D: Facci tre esempi di progetti web davvero user-oriented.
Di nuovo, il criterio è: massimizzare l’utilità o la piacevolezza, minimizzare il costo cognitivo.
L’esempio paradigmatico rimane, dopo 12 anni, ancora google.com: siamo talmente abituati a quello che fa, che oramai ci sembra normale. Ma la sua utilità è pazzesca: riesce a trovarti le informazioni pertinenti fra decine di miliardi di documenti: user experience - About 97,900,000 results (0.25 seconds). Il costo è minimo, sia in termini di tempi, che in facilità d’uso.
Il secondo ed il terzo esempio che voglio citare sono applicazioni.

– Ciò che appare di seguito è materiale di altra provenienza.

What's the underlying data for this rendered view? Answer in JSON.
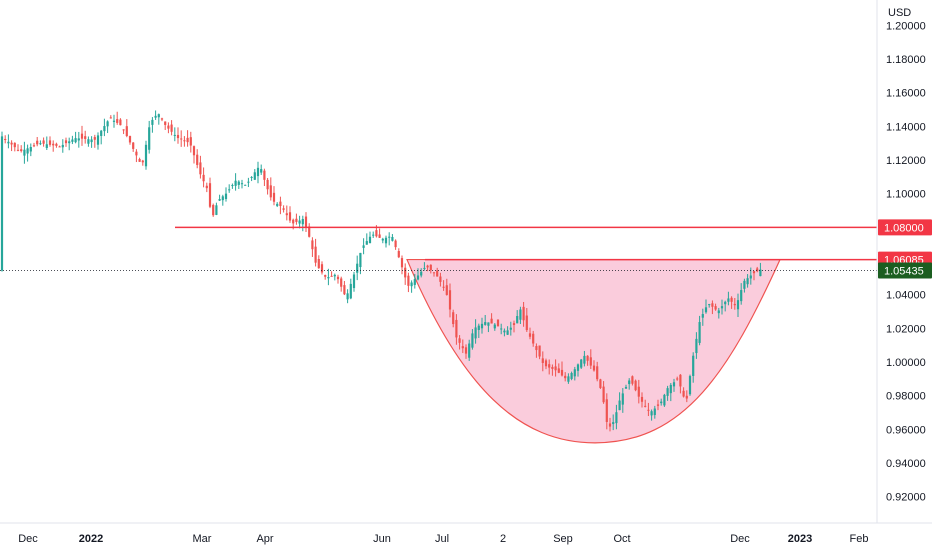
{
  "chart_data": {
    "type": "candlestick",
    "currency_label": "USD",
    "x_tick_labels": [
      "Dec",
      "2022",
      "Mar",
      "Apr",
      "Jun",
      "Jul",
      "2",
      "Sep",
      "Oct",
      "Dec",
      "2023",
      "Feb"
    ],
    "y_tick_labels": [
      "1.20000",
      "1.18000",
      "1.16000",
      "1.14000",
      "1.12000",
      "1.10000",
      "1.08000",
      "1.06000",
      "1.04000",
      "1.02000",
      "1.00000",
      "0.98000",
      "0.96000",
      "0.94000",
      "0.92000"
    ],
    "y_ticks": [
      1.2,
      1.18,
      1.16,
      1.14,
      1.12,
      1.1,
      1.08,
      1.06,
      1.04,
      1.02,
      1.0,
      0.98,
      0.96,
      0.94,
      0.92
    ],
    "ylim": [
      0.905,
      1.215
    ],
    "up_color": "#26a69a",
    "down_color": "#ef5350",
    "price_tags": [
      {
        "label": "1.08000",
        "value": 1.08,
        "color": "#f23645"
      },
      {
        "label": "1.06085",
        "value": 1.06085,
        "color": "#f23645"
      },
      {
        "label": "1.05435",
        "value": 1.05435,
        "color": "#1b5e20"
      }
    ],
    "resistance_lines": [
      {
        "value": 1.08,
        "color": "#f23645"
      },
      {
        "value": 1.06085,
        "color": "#f23645"
      }
    ],
    "current_price": 1.05435,
    "pattern": {
      "name": "cup",
      "rim": 1.06085,
      "bottom": 0.952,
      "fill": "#f8bbd0",
      "stroke": "#ef5350"
    },
    "price_path": [
      [
        0,
        1.135
      ],
      [
        20,
        1.125
      ],
      [
        40,
        1.13
      ],
      [
        60,
        1.128
      ],
      [
        75,
        1.133
      ],
      [
        95,
        1.132
      ],
      [
        110,
        1.145
      ],
      [
        122,
        1.14
      ],
      [
        132,
        1.128
      ],
      [
        142,
        1.116
      ],
      [
        150,
        1.142
      ],
      [
        158,
        1.148
      ],
      [
        166,
        1.14
      ],
      [
        178,
        1.133
      ],
      [
        190,
        1.13
      ],
      [
        200,
        1.112
      ],
      [
        207,
        1.103
      ],
      [
        212,
        1.085
      ],
      [
        218,
        1.096
      ],
      [
        226,
        1.1
      ],
      [
        236,
        1.108
      ],
      [
        246,
        1.105
      ],
      [
        254,
        1.112
      ],
      [
        260,
        1.117
      ],
      [
        266,
        1.105
      ],
      [
        272,
        1.096
      ],
      [
        282,
        1.092
      ],
      [
        292,
        1.082
      ],
      [
        303,
        1.085
      ],
      [
        310,
        1.073
      ],
      [
        316,
        1.058
      ],
      [
        326,
        1.05
      ],
      [
        336,
        1.052
      ],
      [
        346,
        1.038
      ],
      [
        354,
        1.052
      ],
      [
        362,
        1.068
      ],
      [
        372,
        1.076
      ],
      [
        382,
        1.073
      ],
      [
        392,
        1.075
      ],
      [
        400,
        1.06
      ],
      [
        408,
        1.045
      ],
      [
        416,
        1.05
      ],
      [
        426,
        1.057
      ],
      [
        436,
        1.052
      ],
      [
        446,
        1.042
      ],
      [
        456,
        1.015
      ],
      [
        466,
        1.005
      ],
      [
        474,
        1.02
      ],
      [
        486,
        1.024
      ],
      [
        496,
        1.022
      ],
      [
        506,
        1.018
      ],
      [
        514,
        1.022
      ],
      [
        520,
        1.032
      ],
      [
        526,
        1.02
      ],
      [
        534,
        1.01
      ],
      [
        544,
        0.998
      ],
      [
        556,
        0.995
      ],
      [
        566,
        0.99
      ],
      [
        574,
        0.995
      ],
      [
        584,
        1.004
      ],
      [
        594,
        0.995
      ],
      [
        602,
        0.982
      ],
      [
        608,
        0.96
      ],
      [
        614,
        0.965
      ],
      [
        620,
        0.978
      ],
      [
        630,
        0.99
      ],
      [
        640,
        0.978
      ],
      [
        650,
        0.97
      ],
      [
        660,
        0.975
      ],
      [
        668,
        0.985
      ],
      [
        678,
        0.99
      ],
      [
        686,
        0.975
      ],
      [
        692,
        1.0
      ],
      [
        700,
        1.025
      ],
      [
        708,
        1.035
      ],
      [
        718,
        1.03
      ],
      [
        728,
        1.038
      ],
      [
        736,
        1.033
      ],
      [
        744,
        1.048
      ],
      [
        752,
        1.052
      ],
      [
        760,
        1.055
      ],
      [
        763,
        1.05435
      ]
    ]
  }
}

Linux, nelle distribuzioni Debian e Ubuntu, utilizza un meccanismo chiamato Apt per la gestione e l’aggiornamento dei pacchetti software. Prima dell’avvento degli apt (o degli Rpm con Red Hat) installare un nuovo software su linux era spesso un’impresa ardua. Oggi, basta cercare il software nel database, e con due click il sistema controlla le dipendenze, installa le componenti necessarie, aggiorna il database ed il software è pronto per essere usato cliccando la voce del menù applicazioni. Non solo: il meccanismo verifica periodicamente la pubblicazione di aggiornamenti, e basta un click per avere il sistema sempre aggiornato. Insomma, rende semplici (pochi click) tre operazioni (installazione, aggiornamento, disinstallazione) che prima potevano essere portate a termine, con difficoltà, solo da utenti molto esperti. Grazie ad Apt installare, aggiornare o rimuovere i programmi su Ubuntu è più facile che su Windows.

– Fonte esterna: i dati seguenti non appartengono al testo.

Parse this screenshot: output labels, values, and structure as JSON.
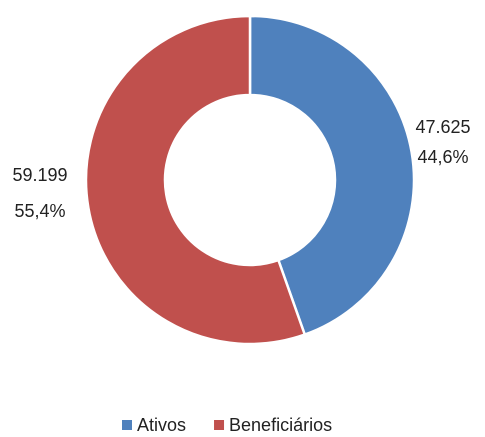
{
  "chart_data": {
    "type": "donut",
    "categories": [
      "Ativos",
      "Beneficiários"
    ],
    "values": [
      47625,
      59199
    ],
    "value_labels": [
      "47.625",
      "59.199"
    ],
    "percent_labels": [
      "44,6%",
      "55,4%"
    ],
    "colors": [
      "#4f81bd",
      "#c0504d"
    ],
    "legend": "bottom"
  }
}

Infine, una applicazione secondo me davvero cool. Shazam è una applicazione per dispositivi mobili che permette di fare una magia: se stai ascoltando una canzone che ti piace ma di cui non conosci il titolo o l’autore, avvii l’applicazione, schiacci un bottone, avvicini il cellulare all’altoparlante, e dopo pochi secondi l’applicazione ti dice canzone, autore, album, salva automaticamente il dato e ti permette di acquistare l’mp3. L’interazione non potrebbe essere più semplice: schiacci un bottone. La finalità è ludica, ma in ogni caso l’applicazione risponde ad un bisogno, o meglio ad un desiderio. Infine, è uno dei pochi casi in cui l’applicazione si associa naturalmente ad emozioni positive: se voglio taggare una canzone è perché mi piace, e sono contento se scopro qual’è. Insomma: utile (anche se per uno scopo ludico), piacevole, divertente, e drammaticamente semplice da usare.